メディアの贈り物・その後

 

 
 
 やる気のないメディアは、陰謀が露見し、グラウケが辛くも自らの魔手を逃れたことを知った後も、何の後始末もしようとせず、ひたすら成り行きに任せていた。
 グラウケは当然のごとく、メディアが贈った輪ゴムを黙殺し続けた。
 そうしているうちに、輪ゴムはいつしか、人の目の触れぬところに消え失せていた。
 
 
 そして。
 数日後、輪ゴムは再び、予告なく台所の床に姿を現した。
 どこから?
 誰が、引っ張り出してきたのか?
 グラウケは相変わらず、メディアの輪ゴムを黙殺し続けている。
 対抗するように、メディア自身も、その輪ゴムに触れることなく、ただ放置し続けたのであった。
 
 
 が。
 
 
 人間世界からの追放の後、舞い戻った輪ゴムは、いつしか別の魔力を身につけていたのである。
 移動するのだ。
 台所から、洗面所へ。
 そして、浴室へ。
 さらに、閉まっていたはずのドアを越えて、玄関へ。
 メディアが帰宅すると、日々、別のところから輪ゴムは発見されるのであった。
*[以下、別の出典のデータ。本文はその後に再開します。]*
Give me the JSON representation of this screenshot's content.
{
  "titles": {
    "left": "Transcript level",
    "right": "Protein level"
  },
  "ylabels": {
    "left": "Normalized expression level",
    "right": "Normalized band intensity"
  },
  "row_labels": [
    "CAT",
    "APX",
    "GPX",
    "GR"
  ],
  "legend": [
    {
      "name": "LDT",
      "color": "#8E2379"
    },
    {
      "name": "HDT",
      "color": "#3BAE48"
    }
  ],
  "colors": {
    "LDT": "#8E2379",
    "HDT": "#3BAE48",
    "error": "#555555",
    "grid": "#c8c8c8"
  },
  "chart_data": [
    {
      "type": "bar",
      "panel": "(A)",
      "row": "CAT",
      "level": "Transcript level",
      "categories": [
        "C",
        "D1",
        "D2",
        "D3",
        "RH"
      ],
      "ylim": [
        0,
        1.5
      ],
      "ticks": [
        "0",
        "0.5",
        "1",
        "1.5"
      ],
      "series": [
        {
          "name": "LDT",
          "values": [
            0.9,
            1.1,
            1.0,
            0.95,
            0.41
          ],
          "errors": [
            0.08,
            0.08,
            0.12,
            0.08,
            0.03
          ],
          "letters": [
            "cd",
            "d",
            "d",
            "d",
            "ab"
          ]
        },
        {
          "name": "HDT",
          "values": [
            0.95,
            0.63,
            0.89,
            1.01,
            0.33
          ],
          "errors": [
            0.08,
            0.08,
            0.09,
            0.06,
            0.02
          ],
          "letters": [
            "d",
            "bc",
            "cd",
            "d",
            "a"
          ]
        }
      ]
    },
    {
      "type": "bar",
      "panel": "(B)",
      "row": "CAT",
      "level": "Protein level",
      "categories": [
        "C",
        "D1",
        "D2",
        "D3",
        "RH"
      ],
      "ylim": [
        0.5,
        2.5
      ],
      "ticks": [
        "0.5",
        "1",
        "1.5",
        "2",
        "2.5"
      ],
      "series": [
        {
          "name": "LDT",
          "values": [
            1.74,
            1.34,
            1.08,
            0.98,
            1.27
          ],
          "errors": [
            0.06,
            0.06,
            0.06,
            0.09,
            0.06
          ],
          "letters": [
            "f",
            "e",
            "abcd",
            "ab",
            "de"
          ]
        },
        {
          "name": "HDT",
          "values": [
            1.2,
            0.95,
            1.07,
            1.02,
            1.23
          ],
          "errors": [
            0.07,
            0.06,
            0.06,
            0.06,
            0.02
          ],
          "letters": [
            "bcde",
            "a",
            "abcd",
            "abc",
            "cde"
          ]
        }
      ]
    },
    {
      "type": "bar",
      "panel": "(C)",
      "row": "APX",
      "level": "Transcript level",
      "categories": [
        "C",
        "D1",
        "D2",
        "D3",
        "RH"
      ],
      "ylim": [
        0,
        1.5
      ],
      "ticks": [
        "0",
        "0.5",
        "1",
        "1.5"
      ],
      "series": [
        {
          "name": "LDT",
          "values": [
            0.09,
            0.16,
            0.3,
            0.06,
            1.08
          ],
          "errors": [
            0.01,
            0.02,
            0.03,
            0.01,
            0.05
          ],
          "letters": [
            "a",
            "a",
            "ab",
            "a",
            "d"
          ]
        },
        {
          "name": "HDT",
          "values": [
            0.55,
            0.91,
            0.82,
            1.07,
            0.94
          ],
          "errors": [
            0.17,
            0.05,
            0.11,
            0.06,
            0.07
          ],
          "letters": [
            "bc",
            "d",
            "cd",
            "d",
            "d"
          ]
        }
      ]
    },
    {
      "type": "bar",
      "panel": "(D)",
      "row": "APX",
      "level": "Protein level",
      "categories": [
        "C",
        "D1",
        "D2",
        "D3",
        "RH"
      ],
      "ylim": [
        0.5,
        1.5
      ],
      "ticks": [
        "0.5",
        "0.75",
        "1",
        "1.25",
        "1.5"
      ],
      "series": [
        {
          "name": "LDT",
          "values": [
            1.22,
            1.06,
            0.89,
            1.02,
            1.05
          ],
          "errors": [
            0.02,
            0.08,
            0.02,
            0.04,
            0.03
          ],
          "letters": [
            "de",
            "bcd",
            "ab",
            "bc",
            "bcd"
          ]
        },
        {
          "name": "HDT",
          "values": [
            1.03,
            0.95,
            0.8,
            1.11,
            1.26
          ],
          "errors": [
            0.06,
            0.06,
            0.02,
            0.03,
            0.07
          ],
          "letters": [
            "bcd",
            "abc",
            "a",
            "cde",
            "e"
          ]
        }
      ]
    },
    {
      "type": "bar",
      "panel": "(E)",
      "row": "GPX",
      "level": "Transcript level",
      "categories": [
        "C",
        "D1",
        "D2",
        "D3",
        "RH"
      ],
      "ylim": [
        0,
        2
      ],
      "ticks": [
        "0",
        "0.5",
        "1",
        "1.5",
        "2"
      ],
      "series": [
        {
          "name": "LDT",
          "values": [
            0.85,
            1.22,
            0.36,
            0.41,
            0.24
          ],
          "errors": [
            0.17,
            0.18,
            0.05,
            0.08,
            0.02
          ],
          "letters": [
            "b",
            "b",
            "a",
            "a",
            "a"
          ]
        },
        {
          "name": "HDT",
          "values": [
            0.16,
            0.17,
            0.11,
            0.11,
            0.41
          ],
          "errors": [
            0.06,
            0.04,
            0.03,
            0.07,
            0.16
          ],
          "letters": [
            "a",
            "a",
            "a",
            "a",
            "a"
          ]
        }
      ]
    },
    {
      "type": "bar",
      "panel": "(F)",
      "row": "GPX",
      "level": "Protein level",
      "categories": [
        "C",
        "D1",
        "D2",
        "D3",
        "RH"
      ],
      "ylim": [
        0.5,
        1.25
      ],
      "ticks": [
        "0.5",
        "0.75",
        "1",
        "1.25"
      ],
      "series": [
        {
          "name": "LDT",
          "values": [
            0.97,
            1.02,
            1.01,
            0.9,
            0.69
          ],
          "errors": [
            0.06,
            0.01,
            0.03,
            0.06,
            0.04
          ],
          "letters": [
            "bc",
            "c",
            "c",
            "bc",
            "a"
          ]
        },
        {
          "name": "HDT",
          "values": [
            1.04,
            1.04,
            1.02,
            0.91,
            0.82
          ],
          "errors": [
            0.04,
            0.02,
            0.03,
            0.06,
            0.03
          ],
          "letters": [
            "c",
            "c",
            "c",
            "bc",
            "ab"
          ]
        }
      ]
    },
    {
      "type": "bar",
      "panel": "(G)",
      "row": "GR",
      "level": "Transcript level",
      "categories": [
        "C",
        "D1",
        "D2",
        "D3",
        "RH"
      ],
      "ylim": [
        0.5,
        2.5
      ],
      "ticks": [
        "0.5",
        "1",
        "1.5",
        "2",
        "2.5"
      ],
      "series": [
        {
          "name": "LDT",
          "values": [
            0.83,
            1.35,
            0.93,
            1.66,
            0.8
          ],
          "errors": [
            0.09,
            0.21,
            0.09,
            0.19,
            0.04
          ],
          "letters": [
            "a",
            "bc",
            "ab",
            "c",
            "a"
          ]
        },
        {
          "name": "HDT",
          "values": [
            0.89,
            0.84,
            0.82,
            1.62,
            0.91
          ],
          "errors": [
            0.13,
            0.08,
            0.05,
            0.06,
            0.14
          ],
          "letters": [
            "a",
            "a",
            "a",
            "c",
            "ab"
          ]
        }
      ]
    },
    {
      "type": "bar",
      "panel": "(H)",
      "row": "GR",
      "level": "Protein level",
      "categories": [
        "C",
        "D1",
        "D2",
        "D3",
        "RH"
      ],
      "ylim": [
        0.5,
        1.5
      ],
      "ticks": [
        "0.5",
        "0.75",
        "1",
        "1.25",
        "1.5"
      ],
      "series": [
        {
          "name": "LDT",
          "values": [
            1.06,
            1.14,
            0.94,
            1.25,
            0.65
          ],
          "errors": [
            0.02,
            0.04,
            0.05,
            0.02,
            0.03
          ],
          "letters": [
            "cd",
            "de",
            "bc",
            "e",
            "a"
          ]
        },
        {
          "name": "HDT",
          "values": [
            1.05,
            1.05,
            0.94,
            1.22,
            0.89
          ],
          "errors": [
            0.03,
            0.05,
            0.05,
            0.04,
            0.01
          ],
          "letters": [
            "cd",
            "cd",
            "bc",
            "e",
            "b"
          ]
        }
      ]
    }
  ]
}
・
 
 
 そしてある夜。
 輪ゴムは、思いがけないところから発見された。
 猫の水皿の底、である。
 
 

 
 
 猫の領域を侵犯する、不吉な輪ゴムと闘うグラウケ。
 
 

 

 

 
 
 しかし、水底にゆらぐ輪ゴムは、決死のミッションに没頭する彼女を嘲笑うかのように、その細い爪には決して引っ掛からないのであった。
 
 
 ついに、力尽きるグラウケ。
 そして。
 安息を求める彼女は、何の考えもなく、水皿の水に口をつけたものである。
 
 

 
 
 ちょっと待て、その水には毒が…
 思わず、恋敵の自殺行為を止めようとしてしまうメディア。(この時点で本末転倒である。)
 が。
 グビグビと水を飲んだグラウケは、輪ゴムのことは既にどうでも良くなったらしく、元気にその場を歩み去ったのであった。
 
 
 どうやら、メディアが仕込んだ魔薬は、水と反応すると毒性が消失する性質のものであったらしい。
 割とショボい毒薬である。
 
 
 こうして、グラウケの命がけの闘いにより浄化された輪ゴムは、彼女のお友達となった。
 しかし。
 幸せな時は、長くは続かない。
 彼らの友情は、悲劇的な結末を迎えるのである。
 
 
 三日後の夜。
 グラウケは珍しく洗面台に上がり、洗面ボウルの中に入ったり出たりしていた。
 何やってんだ?と、かすかな疑問は抱いたものの、やる気のないメディアは、このときも無視して放っておいた。
 と。
 メディアが別室で本を読んでいると、何やらカタカタ音がする。
 
 
 後で洗面所に行ってみると、こんなことになっていた。
 
 

 
 
 察するに。
 グラウケと輪ゴムが、洗面ボウルの中で戯れている時、事故は起こったのだ。
 グラウケは、友人を助けようとした。
 排水口のヘアーキャッチャーを、苦労して引っ張り出したグラウケ。しかし…
 
 

 
 
 切れた輪ゴムは、もはや輪ゴムではない。
 
 
 移り気なグラウケは、メディアの台所から新たな輪ゴムを盗み出して戯れている。